1

This question is a continuation of my previous question.

I am working on a project which uses the LLVM YAML I/O library. This is the documentation/tutorial that I am following:

I have created a small program that would read in a yaml file into objects in memory. Then it would print those objects. Finally it would write the objects out into a different output file.

First it parses the command line arguments. Then it creates the input reader. Then it creates the YAML Input object, which is used to read the *.yaml file in, and parse it. It is in the parsing step that I am having an error. Supposing if parsing the input from the *.yaml file was successful, the data will get stored into the DocType myDoc;. Then it prints all the Person objects stored in that std::vector. An overloaded operator<<() prints each element. Then it creates the output writer, creates the YAML Output, and writes myDoc into the file output_file.yaml.

The goal of this program is to demonstrate reading and writing a *.yaml file with LLVM YAML I/O. It successfully writes the output file, but it cannot read the input file.

Now suppose that instead of filling myDoc with elements from the yin, I would be manually adding elements instead. So I activate the code that push_back each element, and I disable the code that reads the input from the yin into memory.

    DocType myDoc;
    ///*
    myDoc.push_back(Person("Tom", 8));
    myDoc.push_back(Person("Dan", 7));
    myDoc.push_back(Person("Ken"));
    //*/

    /* Reading input into the memory */
    /*
    yin >> myDoc;
    if (error_code errc = yin.error()) {
        errs() << "error parsing YAML input from file " << InputFile << '\n';
        errs() << errc.message() << '\n';
        return EXIT_FAILURE;
    } else {
        outs() << "parsing YAML input from file " << InputFile << '\n';
    }
    */

In that case, the programs works fine. The myDoc is initialized with those elements, and then it prints each element to the stdout. Then in creates the output writer, creates the YAML Output, and writes the myDoc into the output_file.yaml.

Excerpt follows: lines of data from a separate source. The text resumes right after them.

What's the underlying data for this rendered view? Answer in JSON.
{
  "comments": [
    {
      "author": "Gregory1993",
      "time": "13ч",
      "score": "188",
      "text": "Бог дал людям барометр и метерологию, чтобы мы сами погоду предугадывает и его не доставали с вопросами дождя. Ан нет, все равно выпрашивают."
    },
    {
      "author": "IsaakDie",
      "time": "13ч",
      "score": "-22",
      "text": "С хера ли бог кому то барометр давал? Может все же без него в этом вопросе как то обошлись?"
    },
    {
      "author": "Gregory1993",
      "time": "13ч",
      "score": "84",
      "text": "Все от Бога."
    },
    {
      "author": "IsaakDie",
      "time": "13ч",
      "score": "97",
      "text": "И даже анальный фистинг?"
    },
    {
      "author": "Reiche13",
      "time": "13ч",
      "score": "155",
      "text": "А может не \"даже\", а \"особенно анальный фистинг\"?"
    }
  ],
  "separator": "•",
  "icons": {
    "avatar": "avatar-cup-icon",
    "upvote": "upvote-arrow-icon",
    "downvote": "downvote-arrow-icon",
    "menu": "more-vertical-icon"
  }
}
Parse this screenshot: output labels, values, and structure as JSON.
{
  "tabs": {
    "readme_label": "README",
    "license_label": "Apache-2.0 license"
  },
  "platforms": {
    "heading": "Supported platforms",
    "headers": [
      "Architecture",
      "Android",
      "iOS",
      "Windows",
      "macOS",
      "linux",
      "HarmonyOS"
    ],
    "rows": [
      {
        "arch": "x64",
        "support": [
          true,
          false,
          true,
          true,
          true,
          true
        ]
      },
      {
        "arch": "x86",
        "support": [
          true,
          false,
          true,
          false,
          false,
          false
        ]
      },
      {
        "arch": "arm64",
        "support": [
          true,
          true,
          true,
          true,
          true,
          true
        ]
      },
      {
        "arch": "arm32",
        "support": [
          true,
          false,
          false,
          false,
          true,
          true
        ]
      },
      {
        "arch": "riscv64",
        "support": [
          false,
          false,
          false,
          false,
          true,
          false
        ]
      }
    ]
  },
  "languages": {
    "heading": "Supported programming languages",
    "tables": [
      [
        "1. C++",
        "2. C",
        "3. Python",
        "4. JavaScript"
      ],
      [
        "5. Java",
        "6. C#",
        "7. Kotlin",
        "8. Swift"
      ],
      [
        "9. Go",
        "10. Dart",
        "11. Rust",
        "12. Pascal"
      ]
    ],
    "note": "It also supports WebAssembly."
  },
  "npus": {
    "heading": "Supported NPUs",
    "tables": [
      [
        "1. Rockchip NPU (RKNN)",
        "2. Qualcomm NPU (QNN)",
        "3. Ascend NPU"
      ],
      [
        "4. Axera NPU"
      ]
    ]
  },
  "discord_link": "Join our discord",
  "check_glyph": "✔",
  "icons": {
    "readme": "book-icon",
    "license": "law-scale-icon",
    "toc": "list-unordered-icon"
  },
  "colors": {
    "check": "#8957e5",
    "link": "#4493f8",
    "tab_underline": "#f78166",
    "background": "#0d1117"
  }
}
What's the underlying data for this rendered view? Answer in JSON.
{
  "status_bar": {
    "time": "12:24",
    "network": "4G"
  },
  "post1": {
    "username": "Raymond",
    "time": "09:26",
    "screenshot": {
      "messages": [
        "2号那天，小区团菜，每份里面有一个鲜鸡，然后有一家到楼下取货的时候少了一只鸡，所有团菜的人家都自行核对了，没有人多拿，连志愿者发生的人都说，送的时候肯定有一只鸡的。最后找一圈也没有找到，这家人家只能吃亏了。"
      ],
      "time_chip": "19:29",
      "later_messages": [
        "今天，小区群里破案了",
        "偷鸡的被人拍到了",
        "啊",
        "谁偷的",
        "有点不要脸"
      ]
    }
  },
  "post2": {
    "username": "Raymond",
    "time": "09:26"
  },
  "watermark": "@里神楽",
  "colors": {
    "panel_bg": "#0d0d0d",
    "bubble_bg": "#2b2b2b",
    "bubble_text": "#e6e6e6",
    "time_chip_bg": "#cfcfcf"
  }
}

Here is what the output file looks like when it is written:

---
- name:            Tom
  hat-size:        8
- name:            Dan
  hat-size:        7
- name:            Ken
...

I copy the output file into the input file, for testing the input functionality of the program.

cp output_file.yaml input_file.yaml

Then I deactivate the code which manually fills the myDoc, and I activate the code which fills the myDoc from the yin.

    DocType myDoc;
    /*
    myDoc.push_back(Person("Tom", 8));
    myDoc.push_back(Person("Dan", 7));
    myDoc.push_back(Person("Ken"));
    */

    /* Reading input into the memory */
    ///*
    yin >> myDoc;
    if (error_code errc = yin.error()) {
        errs() << "error parsing YAML input from file " << InputFile << '\n';
        errs() << errc.message() << '\n';
        return EXIT_FAILURE;
    } else {
        outs() << "parsing YAML input from file " << InputFile << '\n';
    }
    //*/

After that the code no longer works. If I try to provide that same input_file.yaml to the application, I get a bug. LLVM YAML I/O fails to parse the *.yaml file and prints an error! It's weird because this is the exact format that this same LLVM YAML I/O was outputting into the file.

./yaml_project --input-file=input_file2.yaml --output-file=output_file.yaml
opening input file input_file2.yaml
reading input file input_file2.yaml
input_file2.yaml:1:1: error: not a sequence
-
^
error parsing YAML input from file input_file2.yaml
Invalid argument

I cannot find why is it refusing to accept well formatted YAML code from the input file. If anyone knows how to fix this bug, please help me.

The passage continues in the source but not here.